1. From Discovery.com: Sunday will mark the anniversary of the first U. S. space tragedy. The Jan. 27, 1967 Apollo 1 launch pad fire claimed the lives of astronauts Gus Grissom, Ed White and Roger Chaffee.
2. From The Pasadena Star-News, of California: NASA will participate the European Space Agency’s Euclid mission for the study of dark energy and dark matter, two forces that shape the universe. NASA will contribute infrared detectors to the mission scheduled for launching in 2020.
3. From Space.com: Aboard the International Space Station, an external robot resumes a satellite refueling demonstration that was interrupted last week by software issues. The experiment is sponsored jointly by NASA and the Canadian Space Agency. The outcome could lead to a robotic refueling capability for aging satellites.
4. From Spaceflightnow.com: At the Kennedy Space Center, engineers will install structural doublers on the aft bulkhead of the Orion crew capsule designated for an unpiloted test flight in 2014. The doublers will repair cracks that surfaced in early November during a pressure test.

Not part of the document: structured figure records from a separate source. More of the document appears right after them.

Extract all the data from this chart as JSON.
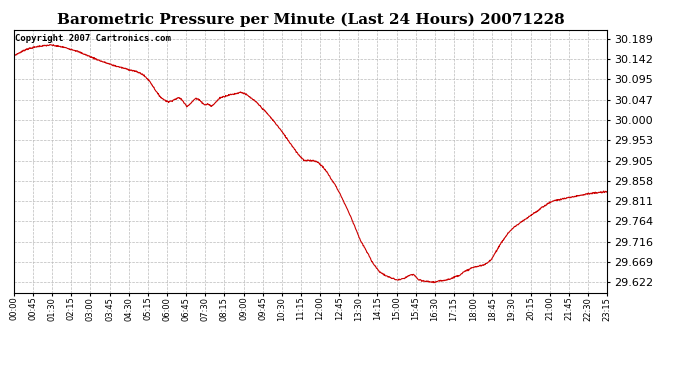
{
  "title": "Barometric Pressure per Minute (Last 24 Hours) 20071228",
  "copyright_text": "Copyright 2007 Cartronics.com",
  "line_color": "#cc0000",
  "background_color": "#ffffff",
  "plot_background": "#ffffff",
  "grid_color": "#bbbbbb",
  "title_fontsize": 11,
  "copyright_fontsize": 6.5,
  "ytick_fontsize": 8,
  "xtick_fontsize": 6,
  "yticks": [
    29.622,
    29.669,
    29.716,
    29.764,
    29.811,
    29.858,
    29.905,
    29.953,
    30.0,
    30.047,
    30.095,
    30.142,
    30.189
  ],
  "ylim": [
    29.598,
    30.21
  ],
  "xlim": [
    0,
    1439
  ],
  "xtick_labels": [
    "00:00",
    "00:45",
    "01:30",
    "02:15",
    "03:00",
    "03:45",
    "04:30",
    "05:15",
    "06:00",
    "06:45",
    "07:30",
    "08:15",
    "09:00",
    "09:45",
    "10:30",
    "11:15",
    "12:00",
    "12:45",
    "13:30",
    "14:15",
    "15:00",
    "15:45",
    "16:30",
    "17:15",
    "18:00",
    "18:45",
    "19:30",
    "20:15",
    "21:00",
    "21:45",
    "22:30",
    "23:15"
  ],
  "ctrl_points": [
    [
      0,
      30.15
    ],
    [
      30,
      30.165
    ],
    [
      60,
      30.172
    ],
    [
      90,
      30.175
    ],
    [
      120,
      30.17
    ],
    [
      150,
      30.162
    ],
    [
      180,
      30.15
    ],
    [
      210,
      30.138
    ],
    [
      240,
      30.128
    ],
    [
      270,
      30.12
    ],
    [
      290,
      30.115
    ],
    [
      300,
      30.112
    ],
    [
      310,
      30.108
    ],
    [
      320,
      30.1
    ],
    [
      330,
      30.09
    ],
    [
      340,
      30.075
    ],
    [
      350,
      30.06
    ],
    [
      360,
      30.05
    ],
    [
      375,
      30.042
    ],
    [
      390,
      30.048
    ],
    [
      400,
      30.052
    ],
    [
      405,
      30.05
    ],
    [
      415,
      30.038
    ],
    [
      420,
      30.032
    ],
    [
      430,
      30.04
    ],
    [
      440,
      30.05
    ],
    [
      450,
      30.048
    ],
    [
      455,
      30.042
    ],
    [
      460,
      30.038
    ],
    [
      465,
      30.035
    ],
    [
      470,
      30.038
    ],
    [
      480,
      30.032
    ],
    [
      490,
      30.042
    ],
    [
      500,
      30.052
    ],
    [
      510,
      30.055
    ],
    [
      520,
      30.058
    ],
    [
      530,
      30.06
    ],
    [
      540,
      30.062
    ],
    [
      550,
      30.065
    ],
    [
      560,
      30.062
    ],
    [
      570,
      30.055
    ],
    [
      580,
      30.048
    ],
    [
      590,
      30.04
    ],
    [
      600,
      30.03
    ],
    [
      615,
      30.015
    ],
    [
      630,
      29.998
    ],
    [
      645,
      29.98
    ],
    [
      660,
      29.96
    ],
    [
      675,
      29.94
    ],
    [
      690,
      29.92
    ],
    [
      705,
      29.905
    ],
    [
      720,
      29.906
    ],
    [
      730,
      29.905
    ],
    [
      740,
      29.9
    ],
    [
      750,
      29.89
    ],
    [
      760,
      29.878
    ],
    [
      770,
      29.862
    ],
    [
      780,
      29.848
    ],
    [
      790,
      29.83
    ],
    [
      800,
      29.81
    ],
    [
      810,
      29.79
    ],
    [
      820,
      29.768
    ],
    [
      830,
      29.745
    ],
    [
      840,
      29.72
    ],
    [
      855,
      29.695
    ],
    [
      870,
      29.668
    ],
    [
      885,
      29.648
    ],
    [
      900,
      29.638
    ],
    [
      915,
      29.632
    ],
    [
      930,
      29.627
    ],
    [
      945,
      29.63
    ],
    [
      960,
      29.638
    ],
    [
      970,
      29.64
    ],
    [
      975,
      29.635
    ],
    [
      980,
      29.628
    ],
    [
      990,
      29.625
    ],
    [
      1000,
      29.624
    ],
    [
      1010,
      29.623
    ],
    [
      1020,
      29.622
    ],
    [
      1030,
      29.624
    ],
    [
      1040,
      29.626
    ],
    [
      1050,
      29.628
    ],
    [
      1060,
      29.63
    ],
    [
      1070,
      29.635
    ],
    [
      1080,
      29.638
    ],
    [
      1090,
      29.645
    ],
    [
      1100,
      29.65
    ],
    [
      1110,
      29.655
    ],
    [
      1120,
      29.658
    ],
    [
      1130,
      29.66
    ],
    [
      1140,
      29.662
    ],
    [
      1150,
      29.668
    ],
    [
      1160,
      29.678
    ],
    [
      1170,
      29.695
    ],
    [
      1185,
      29.718
    ],
    [
      1200,
      29.738
    ],
    [
      1215,
      29.752
    ],
    [
      1225,
      29.758
    ],
    [
      1230,
      29.762
    ],
    [
      1240,
      29.768
    ],
    [
      1250,
      29.775
    ],
    [
      1260,
      29.782
    ],
    [
      1270,
      29.788
    ],
    [
      1280,
      29.796
    ],
    [
      1290,
      29.802
    ],
    [
      1300,
      29.808
    ],
    [
      1310,
      29.812
    ],
    [
      1320,
      29.814
    ],
    [
      1330,
      29.816
    ],
    [
      1340,
      29.818
    ],
    [
      1350,
      29.82
    ],
    [
      1360,
      29.822
    ],
    [
      1370,
      29.824
    ],
    [
      1380,
      29.826
    ],
    [
      1390,
      29.828
    ],
    [
      1400,
      29.829
    ],
    [
      1410,
      29.83
    ],
    [
      1420,
      29.831
    ],
    [
      1430,
      29.832
    ],
    [
      1439,
      29.833
    ]
  ]
}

More tests are planned within weeks.
5. From The Houston Chronicle: Bonnie Dunbar, the former NASA astronaut, departs Seattle, Wash., for the University of Houston, where she will lead a new science, technology, engineering and math center and teach in the college of engineering.
6. From The Los Angeles Times: Beetles look to the Milky Way for guidance in moving their food source. A new study finds the first evidence of animals navigating by star light.
7. From Space.com: Comet ISON, could be the “comet of the century” as it approaches the sun in late November, glowing so brightly it will be visible in daylight, according to some experts. Others will wait and see.